By focusing on mastery, CBE ensures that every student can integrate knowledge across body systems, recognize the nuances of patient presentations, and respond appropriately to diverse health conditions. It removes the risk of “getting through” a topic without truly understanding it.
The model also mirrors how clinical competence develops in practice. As a student, you’ll learn to self-assess, seek feedback, and continuously refine your performance—habits that translate directly into lifelong professional growth.
Competency-Based Education doesn’t mean learning alone. In fact, it relies heavily on mentorship. Faculty members serve as coaches, not just instructors. They help you interpret feedback, plan next steps, and connect classroom concepts to patient care.
Mentorship extends into the clinical environment as well. Preceptors and clinical educators are trained to observe and assess specific competencies, ensuring consistent standards across all learning settings. This creates a clear line of sight from academic learning to clinical readiness.
Within ATSU’s collaborative online environment, students also support each other—sharing cases, insights, and encouragement as they move through the program together. The result is a culture of accountability and connection that reinforces the core values of CBE.
YOUR CBE SUPPORT NETWORK:
Faculty mentors
COACHING AND FEEDBACK
Clinical preceptors
COMPETENCY-BASED EVALUATION
Peer learning community
COLLABORATION AND ACCOUNTABILITY
Competency-Based Education isn’t about raising the bar—it’s about aligning the bar with reality. By the time you graduate, you’ll have demonstrated every competency required for safe, effective, and compassionate athletic training practice. You won’t be hoping you’re ready; you’ll know you are.

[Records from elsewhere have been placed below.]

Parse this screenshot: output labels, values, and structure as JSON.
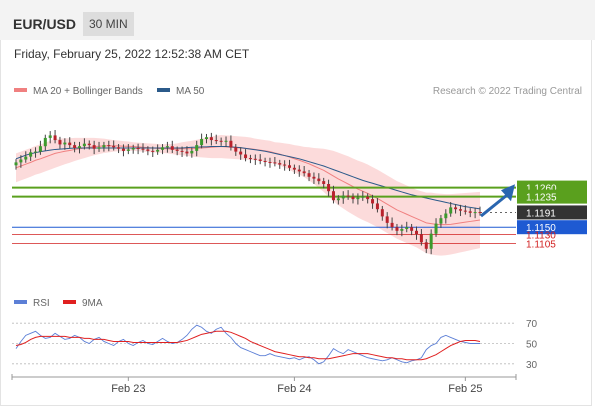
{
  "header": {
    "symbol": "EUR/USD",
    "timeframe": "30 MIN"
  },
  "timestamp": "Friday, February 25, 2022 12:52:38 AM CET",
  "legend": {
    "main": [
      {
        "label": "MA 20 + Bollinger Bands",
        "color": "#f08080"
      },
      {
        "label": "MA 50",
        "color": "#2b5a8a"
      }
    ],
    "credit": "Research © 2022 Trading Central",
    "rsi": [
      {
        "label": "RSI",
        "color": "#5c7fd6"
      },
      {
        "label": "9MA",
        "color": "#e02020"
      }
    ]
  },
  "colors": {
    "resistance": "#5aa01e",
    "support": "#1e5ad2",
    "target": "#d22020",
    "last": "#333333",
    "arrow": "#2a66b0",
    "bands": "#fbd2d2"
  },
  "chart_data": [
    {
      "type": "candlestick",
      "title": "EUR/USD",
      "yrange": [
        1.0995,
        1.147
      ],
      "x_ticks": [
        {
          "label": "Feb 23",
          "i": 23
        },
        {
          "label": "Feb 24",
          "i": 57
        },
        {
          "label": "Feb 25",
          "i": 92
        }
      ],
      "levels": [
        {
          "value": 1.126,
          "label": "1.1260",
          "kind": "resistance"
        },
        {
          "value": 1.1235,
          "label": "1.1235",
          "kind": "resistance"
        },
        {
          "value": 1.1191,
          "label": "1.1191",
          "kind": "last"
        },
        {
          "value": 1.115,
          "label": "1.1150",
          "kind": "support"
        },
        {
          "value": 1.113,
          "label": "1.1130",
          "kind": "target"
        },
        {
          "value": 1.1105,
          "label": "1.1105",
          "kind": "target"
        }
      ],
      "closes": [
        1.133,
        1.1338,
        1.1346,
        1.1358,
        1.136,
        1.1375,
        1.1398,
        1.1405,
        1.1392,
        1.138,
        1.1385,
        1.1378,
        1.137,
        1.1375,
        1.1382,
        1.1378,
        1.1368,
        1.1372,
        1.1378,
        1.1376,
        1.1372,
        1.1368,
        1.1362,
        1.1366,
        1.137,
        1.1368,
        1.1366,
        1.1362,
        1.136,
        1.1365,
        1.1372,
        1.1375,
        1.1365,
        1.1362,
        1.136,
        1.1355,
        1.1362,
        1.1378,
        1.1395,
        1.14,
        1.1392,
        1.139,
        1.1388,
        1.139,
        1.1372,
        1.136,
        1.1352,
        1.1342,
        1.134,
        1.1338,
        1.1334,
        1.1331,
        1.133,
        1.1328,
        1.1324,
        1.1322,
        1.1315,
        1.131,
        1.1305,
        1.13,
        1.129,
        1.1285,
        1.1278,
        1.127,
        1.125,
        1.1225,
        1.123,
        1.1238,
        1.1235,
        1.1228,
        1.1232,
        1.1235,
        1.1228,
        1.1216,
        1.12,
        1.118,
        1.1162,
        1.115,
        1.114,
        1.1145,
        1.115,
        1.114,
        1.113,
        1.1108,
        1.109,
        1.1132,
        1.116,
        1.1175,
        1.1188,
        1.1205,
        1.12,
        1.1196,
        1.1194,
        1.119,
        1.1192,
        1.1191
      ],
      "ma20": [
        1.1315,
        1.132,
        1.1325,
        1.133,
        1.1336,
        1.134,
        1.1345,
        1.135,
        1.1355,
        1.1358,
        1.1361,
        1.1363,
        1.1366,
        1.1368,
        1.137,
        1.1372,
        1.1374,
        1.1375,
        1.1376,
        1.1376,
        1.1376,
        1.1376,
        1.1375,
        1.1375,
        1.1374,
        1.1373,
        1.1372,
        1.1371,
        1.137,
        1.1369,
        1.1368,
        1.1368,
        1.1367,
        1.1367,
        1.1368,
        1.1368,
        1.1368,
        1.1369,
        1.137,
        1.1371,
        1.1372,
        1.1373,
        1.1374,
        1.1373,
        1.1372,
        1.1371,
        1.137,
        1.1369,
        1.1368,
        1.1366,
        1.1364,
        1.1362,
        1.136,
        1.1356,
        1.1353,
        1.1349,
        1.1345,
        1.134,
        1.1336,
        1.1331,
        1.1326,
        1.132,
        1.1314,
        1.1308,
        1.13,
        1.1292,
        1.1284,
        1.1277,
        1.127,
        1.1263,
        1.1256,
        1.125,
        1.1244,
        1.1237,
        1.123,
        1.1222,
        1.1214,
        1.1206,
        1.1198,
        1.1192,
        1.1186,
        1.118,
        1.1174,
        1.1168,
        1.1162,
        1.116,
        1.1158,
        1.1157,
        1.1157,
        1.1158,
        1.116,
        1.1162,
        1.1164,
        1.1166,
        1.1168,
        1.117
      ],
      "ma50": [
        1.134,
        1.1345,
        1.135,
        1.1354,
        1.1357,
        1.136,
        1.1362,
        1.1364,
        1.1366,
        1.1367,
        1.1368,
        1.1369,
        1.137,
        1.137,
        1.137,
        1.137,
        1.137,
        1.137,
        1.137,
        1.137,
        1.137,
        1.137,
        1.137,
        1.137,
        1.137,
        1.137,
        1.137,
        1.137,
        1.137,
        1.137,
        1.137,
        1.137,
        1.137,
        1.137,
        1.137,
        1.1371,
        1.1372,
        1.1372,
        1.1373,
        1.1373,
        1.1374,
        1.1374,
        1.1374,
        1.1374,
        1.1373,
        1.1372,
        1.1371,
        1.1369,
        1.1367,
        1.1365,
        1.1363,
        1.1361,
        1.1358,
        1.1355,
        1.1352,
        1.1349,
        1.1346,
        1.1343,
        1.134,
        1.1336,
        1.1332,
        1.1328,
        1.1324,
        1.132,
        1.1315,
        1.131,
        1.1305,
        1.13,
        1.1295,
        1.129,
        1.1285,
        1.128,
        1.1276,
        1.1272,
        1.1268,
        1.1264,
        1.126,
        1.1256,
        1.1252,
        1.1248,
        1.1244,
        1.124,
        1.1237,
        1.1234,
        1.1231,
        1.1228,
        1.1225,
        1.1222,
        1.1219,
        1.1216,
        1.1213,
        1.121,
        1.1207,
        1.1205,
        1.1203,
        1.1201
      ],
      "bb_width": [
        0.004,
        0.004,
        0.004,
        0.004,
        0.004,
        0.004,
        0.004,
        0.004,
        0.004,
        0.0038,
        0.0036,
        0.0034,
        0.0032,
        0.003,
        0.0028,
        0.0026,
        0.0024,
        0.0022,
        0.002,
        0.0018,
        0.0016,
        0.0015,
        0.0014,
        0.0013,
        0.0012,
        0.0012,
        0.0012,
        0.0012,
        0.0012,
        0.0012,
        0.0012,
        0.0013,
        0.0014,
        0.0016,
        0.0018,
        0.002,
        0.0022,
        0.0024,
        0.0026,
        0.0028,
        0.003,
        0.0031,
        0.0032,
        0.0032,
        0.0032,
        0.0032,
        0.0032,
        0.0032,
        0.0031,
        0.003,
        0.003,
        0.003,
        0.003,
        0.003,
        0.0032,
        0.0034,
        0.0036,
        0.0038,
        0.004,
        0.0042,
        0.0046,
        0.005,
        0.0055,
        0.006,
        0.0065,
        0.007,
        0.0073,
        0.0075,
        0.0077,
        0.0078,
        0.0079,
        0.008,
        0.008,
        0.008,
        0.008,
        0.008,
        0.008,
        0.008,
        0.008,
        0.008,
        0.008,
        0.008,
        0.008,
        0.0082,
        0.0084,
        0.0086,
        0.0086,
        0.0086,
        0.0085,
        0.0084,
        0.0083,
        0.0082,
        0.0081,
        0.008,
        0.0079,
        0.0078
      ]
    },
    {
      "type": "line",
      "title": "RSI",
      "yrange": [
        20,
        80
      ],
      "y_ticks": [
        70,
        50,
        30
      ],
      "series": [
        {
          "name": "RSI",
          "values": [
            45,
            52,
            58,
            60,
            62,
            58,
            55,
            56,
            60,
            57,
            54,
            55,
            58,
            56,
            52,
            50,
            54,
            56,
            52,
            50,
            48,
            52,
            54,
            50,
            48,
            51,
            53,
            50,
            49,
            52,
            55,
            52,
            50,
            51,
            54,
            58,
            64,
            68,
            66,
            62,
            60,
            64,
            66,
            60,
            56,
            50,
            46,
            44,
            42,
            40,
            38,
            38,
            40,
            38,
            37,
            36,
            35,
            36,
            34,
            36,
            37,
            34,
            30,
            32,
            38,
            45,
            42,
            40,
            44,
            42,
            40,
            38,
            36,
            35,
            34,
            33,
            34,
            36,
            34,
            32,
            31,
            33,
            34,
            36,
            44,
            48,
            50,
            56,
            58,
            56,
            54,
            52,
            51,
            50,
            50,
            50
          ]
        },
        {
          "name": "9MA",
          "values": [
            48,
            49,
            51,
            54,
            56,
            57,
            57,
            57,
            57,
            57,
            57,
            56,
            56,
            56,
            55,
            55,
            54,
            54,
            54,
            53,
            52,
            52,
            52,
            52,
            51,
            51,
            51,
            51,
            51,
            51,
            51,
            51,
            51,
            51,
            52,
            53,
            55,
            57,
            59,
            60,
            61,
            62,
            62,
            62,
            61,
            59,
            57,
            55,
            52,
            50,
            48,
            46,
            44,
            42,
            41,
            40,
            39,
            38,
            37,
            37,
            36,
            36,
            35,
            35,
            35,
            36,
            37,
            38,
            39,
            40,
            40,
            40,
            40,
            39,
            38,
            37,
            36,
            36,
            35,
            35,
            34,
            34,
            34,
            34,
            35,
            37,
            39,
            42,
            45,
            48,
            50,
            52,
            53,
            53,
            53,
            52
          ]
        }
      ]
    }
  ]
}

Graduates enter the field with confidence grounded in experience—having already applied their skills in authentic clinical settings, responded to feedback, and proven their readiness for independent decision-making. That preparation goes beyond passing the Board of Certification (BOC) exam; it establishes a mindset of continual growth and professional excellence.
As healthcare becomes more complex and interprofessional, education must evolve to match it. ATSU’s adoption of a Competency-Based Education model marks an intentional step toward that future. It’s not just about being first—it’s about setting a new standard for how athletic trainers are prepared to think, act, and lead in today’s healthcare system.
CBE transforms learning from a sequence of courses into a journey of mastery.
It turns students in the Master of Athletic Training program into professionals who don’t just know what to do—they know why they’re doing it.